第四十三話 ラティーマの旅人 21
「さて、次こそは出てきてよね」
たった一度の魔法で五万もの軍勢を無力化してしまったルーシェは鼻歌を唄いながら進軍を続けていた。
彼女としてはファルス神聖国聖騎士団に出てきて欲しいのだ。冥々の大地北西部で第四聖騎士団は全滅させた。彼らは北西部で暮らしていた種族を有無を言わさずに殺していたのだ。
ルーシェは別に正義の味方を気取る気はないが、中途半端に力を持っている自惚れた軍隊ほどタチの悪いものはないと思っていた。それが目下のところ、ファルス神聖国聖騎士団なのだ。
彼らはファルス神教の名のもと、裏で残虐な行為を行なっていることが分かった。そういう軍隊ならルーシェは気兼ねなく戦える。
ファルス神聖国聖騎士団は神聖国軍最強と謳われる第一聖騎士団を筆頭に第二、第三と続き、末席が第四聖騎士団だ。
その第四聖騎士団が全滅したことを知ったファルス神聖国は必ず他の聖騎士団を追撃に向かわせてくると、ルーシェは確信していた。
「おっ、来た来た」
それから二日後、ルーシェの地図に敵の反応が現れた。数は多くはない。千を超えるぐらいだ。少ない人数ということは聖騎士団の可能性が高い。
「やっとお出ましね」
ルーシェはワクワクする。
しかし、ひとつだけ懸念があった。
「大丈夫だといいけど……」
心配そうな表情を浮かべたルーシェが新たな敵と対峙したのは、それから三時間後だった。
前方に白い鎧を着た騎士たちが平然と並んでいる。ゴーレムたちと同じ鎧だ。間違いない、ファルス神聖国聖騎士団だ。
しばらくすると、聖騎士団から二人の騎士が前に出てきた。
ルーシェも馬型ゴーレムに乗ったまま前に出る。
「ラティーマ魔法学院の後継者か?」
ひとりの騎士が大声で叫ぶ。
「そうよ」
どうやら自分の正体はバレているようだ。それなら隠す必要もない。
「人に名前を尋ねる時は先に名乗ったら?」
「ふん、勝手に領土侵犯をしようとしている者に名乗る必要はない!」
二人の騎士は鼻で笑う。
「あっ、そう」
いつものルーシェならここでキレるのだが、今回は我慢をした。怒りを最後まで取っておいた方が、より一層楽しめると思ったからだ。
「でも、アンタたちが先に冥々の大地に領土侵犯してきたんじゃない?」
「俺たちは吸血鬼を滅ぼす大義名分のもと、冥々の大地へ侵攻しているのだ」
「住んでいる種族を殺す理由にはならないと思うけど?」
「奴らは吸血鬼の加護の下、暮らしているのだ。いわば吸血鬼と眷属だ。殺して何が悪い?」
「平穏に暮らしているのに?」
「平穏に暮らすこと自体、許されない」
ここまで話し合いが平行線だと、いっそ清々しい。
ルーシェは心の中で喜んだ。一つだけ持っていた懸念が完全に消え去ったからだ。
その懸念とは、彼ら聖騎士団が先に対峙した五万の一般兵団と同様、何も状況を知らないで純粋に祖国を守るために戦いに赴いている可能性があることだった。
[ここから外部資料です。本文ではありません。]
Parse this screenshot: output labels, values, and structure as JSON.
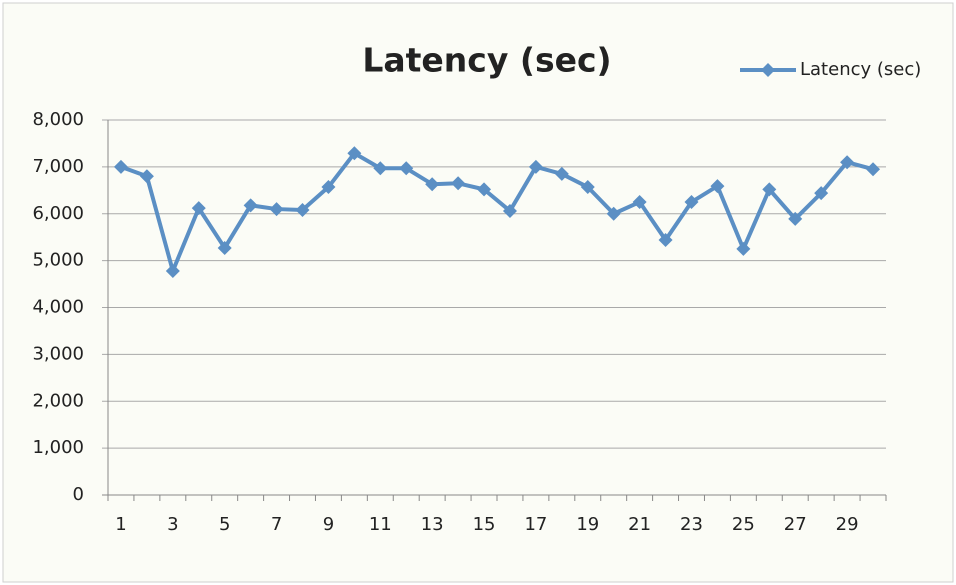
{
  "chart_data": {
    "type": "line",
    "title": "Latency (sec)",
    "categories": [
      "1",
      null,
      "3",
      null,
      "5",
      null,
      "7",
      null,
      "9",
      null,
      "11",
      null,
      "13",
      null,
      "15",
      null,
      "17",
      null,
      "19",
      null,
      "21",
      null,
      "23",
      null,
      "25",
      null,
      "27",
      null,
      "29",
      null
    ],
    "series": [
      {
        "name": "Latency (sec)",
        "color": "#5b8fc4",
        "values": [
          7000,
          6800,
          4780,
          6120,
          5270,
          6180,
          6100,
          6080,
          6570,
          7290,
          6970,
          6970,
          6630,
          6650,
          6520,
          6060,
          7000,
          6850,
          6570,
          6000,
          6250,
          5440,
          6250,
          6590,
          5250,
          6520,
          5890,
          6440,
          7100,
          6950
        ]
      }
    ],
    "ylim": [
      0,
      8000
    ],
    "yticks": [
      0,
      {
        "value": 1000,
        "label": "1,000"
      },
      {
        "value": 2000,
        "label": "2,000"
      },
      {
        "value": 3000,
        "label": "3,000"
      },
      {
        "value": 4000,
        "label": "4,000"
      },
      {
        "value": 5000,
        "label": "5,000"
      },
      {
        "value": 6000,
        "label": "6,000"
      },
      {
        "value": 7000,
        "label": "7,000"
      },
      {
        "value": 8000,
        "label": "8,000"
      }
    ],
    "grid": true,
    "legend": "top-right"
  }
}
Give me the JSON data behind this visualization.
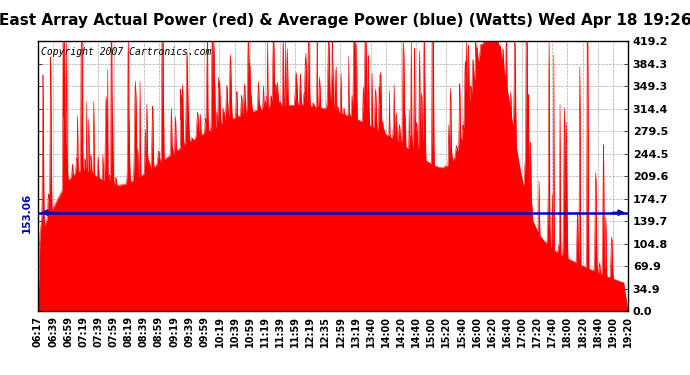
{
  "title": "East Array Actual Power (red) & Average Power (blue) (Watts) Wed Apr 18 19:26",
  "copyright": "Copyright 2007 Cartronics.com",
  "avg_power": 153.06,
  "ymax": 419.2,
  "ymin": 0.0,
  "yticks": [
    0.0,
    34.9,
    69.9,
    104.8,
    139.7,
    174.7,
    209.6,
    244.5,
    279.5,
    314.4,
    349.3,
    384.3,
    419.2
  ],
  "xtick_labels": [
    "06:17",
    "06:39",
    "06:59",
    "07:19",
    "07:39",
    "07:59",
    "08:19",
    "08:39",
    "08:59",
    "09:19",
    "09:39",
    "09:59",
    "10:19",
    "10:39",
    "10:59",
    "11:19",
    "11:39",
    "11:59",
    "12:19",
    "12:35",
    "12:59",
    "13:19",
    "13:40",
    "14:00",
    "14:20",
    "14:40",
    "15:00",
    "15:20",
    "15:40",
    "16:00",
    "16:20",
    "16:40",
    "17:00",
    "17:20",
    "17:40",
    "18:00",
    "18:20",
    "18:40",
    "19:00",
    "19:20"
  ],
  "red_color": "#FF0000",
  "blue_color": "#0000BB",
  "bg_color": "#FFFFFF",
  "grid_color": "#AAAAAA",
  "avg_label": "153.06",
  "title_fontsize": 11,
  "copyright_fontsize": 7,
  "ytick_fontsize": 8,
  "xtick_fontsize": 7
}
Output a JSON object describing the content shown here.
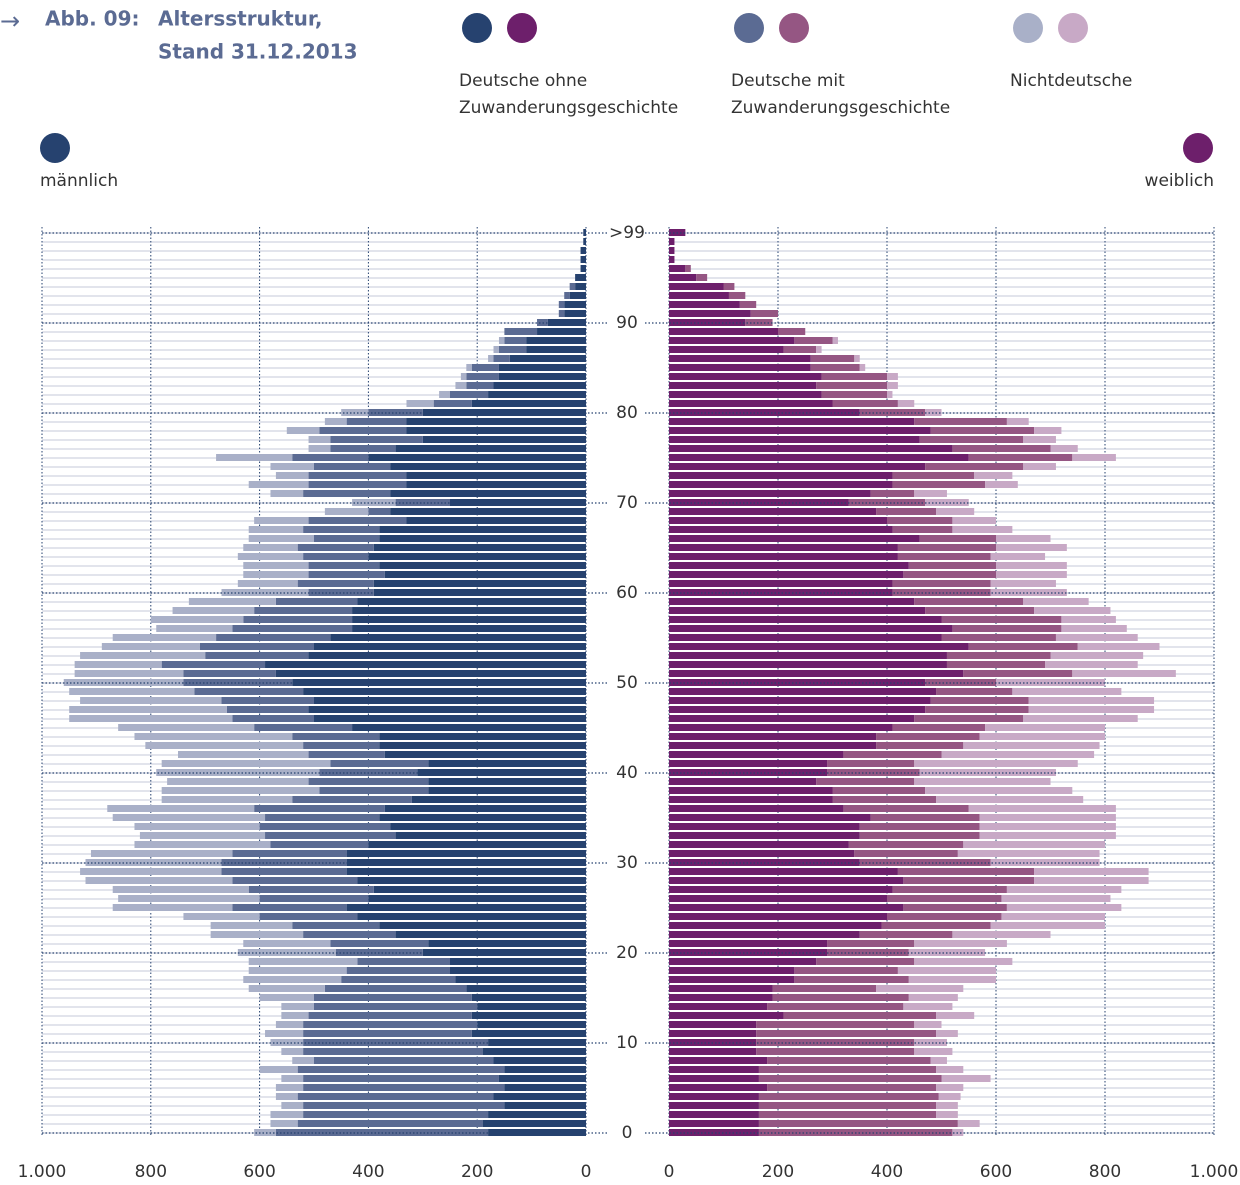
{
  "chart_data": {
    "type": "pyramid",
    "label": "Abb. 09:",
    "title": [
      "Altersstruktur,",
      "Stand 31.12.2013"
    ],
    "groups": [
      {
        "name": [
          "Deutsche ohne",
          "Zuwanderungsgeschichte"
        ],
        "colors": [
          "#26426f",
          "#6d1f6b"
        ]
      },
      {
        "name": [
          "Deutsche mit",
          "Zuwanderungsgeschichte"
        ],
        "colors": [
          "#5b6b93",
          "#955683"
        ]
      },
      {
        "name": [
          "Nichtdeutsche"
        ],
        "colors": [
          "#a9b0c8",
          "#c8a9c6"
        ]
      }
    ],
    "categories": [
      "0",
      null,
      null,
      null,
      null,
      null,
      null,
      null,
      null,
      null,
      "10",
      null,
      null,
      null,
      null,
      null,
      null,
      null,
      null,
      null,
      "20",
      null,
      null,
      null,
      null,
      null,
      null,
      null,
      null,
      null,
      "30",
      null,
      null,
      null,
      null,
      null,
      null,
      null,
      null,
      null,
      "40",
      null,
      null,
      null,
      null,
      null,
      null,
      null,
      null,
      null,
      "50",
      null,
      null,
      null,
      null,
      null,
      null,
      null,
      null,
      null,
      "60",
      null,
      null,
      null,
      null,
      null,
      null,
      null,
      null,
      null,
      "70",
      null,
      null,
      null,
      null,
      null,
      null,
      null,
      null,
      null,
      "80",
      null,
      null,
      null,
      null,
      null,
      null,
      null,
      null,
      null,
      "90",
      null,
      null,
      null,
      null,
      null,
      null,
      null,
      null,
      null,
      ">99"
    ],
    "xlim": [
      0,
      1000
    ],
    "xticks": [
      0,
      200,
      400,
      600,
      800,
      {
        "value": 1000,
        "label": "1.000"
      }
    ],
    "sides": [
      {
        "name": "männlich",
        "color": "#26426f",
        "values": [
          [
            180,
            190,
            180,
            150,
            170,
            150,
            160,
            150,
            170,
            190,
            180,
            210,
            200,
            210,
            200,
            210,
            220,
            240,
            250,
            250,
            300,
            290,
            350,
            380,
            420,
            440,
            400,
            390,
            420,
            440,
            440,
            440,
            400,
            350,
            360,
            380,
            370,
            320,
            290,
            290,
            310,
            290,
            370,
            380,
            380,
            430,
            500,
            510,
            500,
            520,
            540,
            570,
            590,
            510,
            500,
            470,
            430,
            430,
            430,
            420,
            390,
            390,
            370,
            380,
            400,
            390,
            380,
            380,
            330,
            360,
            250,
            360,
            330,
            330,
            360,
            400,
            350,
            300,
            330,
            330,
            300,
            210,
            180,
            170,
            160,
            160,
            140,
            110,
            110,
            90,
            70,
            40,
            40,
            30,
            20,
            20,
            10,
            10,
            10,
            5,
            5
          ],
          [
            390,
            340,
            340,
            370,
            360,
            370,
            360,
            380,
            330,
            330,
            340,
            310,
            320,
            300,
            300,
            290,
            260,
            210,
            190,
            170,
            160,
            180,
            170,
            160,
            180,
            210,
            200,
            230,
            230,
            230,
            230,
            210,
            180,
            240,
            240,
            210,
            240,
            220,
            200,
            220,
            180,
            180,
            140,
            140,
            160,
            180,
            150,
            150,
            170,
            200,
            200,
            170,
            190,
            190,
            210,
            210,
            220,
            200,
            180,
            150,
            120,
            140,
            140,
            130,
            120,
            140,
            120,
            140,
            180,
            40,
            100,
            160,
            180,
            180,
            140,
            140,
            120,
            170,
            160,
            110,
            100,
            70,
            70,
            50,
            60,
            50,
            30,
            50,
            40,
            60,
            20,
            10,
            10,
            10,
            10,
            0,
            0,
            0,
            0,
            0,
            0
          ],
          [
            40,
            50,
            60,
            40,
            40,
            50,
            40,
            70,
            40,
            40,
            60,
            70,
            50,
            50,
            60,
            100,
            140,
            180,
            180,
            200,
            180,
            160,
            170,
            150,
            140,
            220,
            260,
            250,
            270,
            260,
            250,
            260,
            250,
            230,
            230,
            280,
            270,
            240,
            290,
            260,
            300,
            310,
            240,
            290,
            290,
            250,
            300,
            290,
            260,
            230,
            220,
            200,
            160,
            230,
            180,
            190,
            140,
            170,
            150,
            160,
            160,
            110,
            120,
            120,
            120,
            100,
            120,
            100,
            100,
            80,
            80,
            60,
            110,
            60,
            80,
            140,
            40,
            40,
            60,
            40,
            50,
            50,
            20,
            20,
            10,
            10,
            10,
            10,
            10,
            0,
            0,
            0,
            0,
            0,
            0,
            0,
            0,
            0,
            0,
            0,
            0
          ]
        ]
      },
      {
        "name": "weiblich",
        "color": "#6d1f6b",
        "values": [
          [
            165,
            165,
            165,
            165,
            165,
            180,
            165,
            165,
            180,
            160,
            160,
            160,
            160,
            210,
            180,
            190,
            190,
            230,
            230,
            270,
            290,
            290,
            350,
            390,
            400,
            430,
            400,
            410,
            430,
            420,
            350,
            340,
            330,
            350,
            350,
            370,
            320,
            300,
            300,
            270,
            290,
            290,
            320,
            380,
            380,
            410,
            450,
            470,
            480,
            490,
            470,
            540,
            510,
            510,
            550,
            500,
            520,
            500,
            470,
            450,
            410,
            410,
            430,
            440,
            420,
            420,
            460,
            410,
            400,
            380,
            330,
            370,
            410,
            410,
            470,
            550,
            520,
            460,
            480,
            450,
            350,
            300,
            280,
            270,
            280,
            260,
            260,
            210,
            230,
            200,
            140,
            150,
            130,
            110,
            100,
            50,
            30,
            10,
            10,
            10,
            30
          ],
          [
            355,
            365,
            325,
            325,
            330,
            310,
            335,
            325,
            300,
            290,
            290,
            330,
            290,
            280,
            250,
            250,
            190,
            210,
            190,
            180,
            150,
            160,
            170,
            200,
            210,
            190,
            210,
            210,
            240,
            250,
            240,
            190,
            210,
            220,
            220,
            200,
            230,
            190,
            170,
            180,
            170,
            160,
            180,
            160,
            190,
            170,
            200,
            190,
            180,
            140,
            130,
            200,
            180,
            190,
            200,
            210,
            200,
            220,
            200,
            200,
            180,
            180,
            170,
            160,
            170,
            180,
            140,
            110,
            120,
            110,
            140,
            80,
            170,
            150,
            180,
            190,
            180,
            190,
            190,
            170,
            120,
            120,
            120,
            130,
            120,
            90,
            80,
            60,
            70,
            50,
            50,
            50,
            30,
            30,
            20,
            20,
            10,
            0,
            0,
            0,
            0
          ],
          [
            20,
            40,
            40,
            40,
            40,
            50,
            90,
            50,
            30,
            70,
            60,
            40,
            50,
            70,
            90,
            90,
            160,
            160,
            180,
            180,
            140,
            170,
            180,
            210,
            190,
            210,
            200,
            210,
            210,
            210,
            200,
            260,
            260,
            250,
            250,
            250,
            270,
            270,
            270,
            250,
            250,
            300,
            280,
            250,
            230,
            220,
            210,
            230,
            230,
            200,
            200,
            190,
            170,
            170,
            150,
            150,
            120,
            100,
            140,
            120,
            140,
            120,
            130,
            130,
            100,
            130,
            100,
            110,
            80,
            70,
            80,
            60,
            60,
            70,
            60,
            80,
            50,
            60,
            50,
            40,
            30,
            30,
            10,
            20,
            20,
            10,
            10,
            10,
            10,
            0,
            0,
            0,
            0,
            0,
            0,
            0,
            0,
            0,
            0,
            0,
            0
          ]
        ]
      }
    ]
  }
}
その場合、ルーシェは戦うことが出来なくなってしまう。
しかし、その心配はなくなった。彼らは第四聖騎士団と同様、無実な種族を殺すことを嬉々として行うゲスたちだと分かったからだ。
「良かった。これで安心して殺せるわ」
ルーシェは無邪気な表情でニコッと笑った。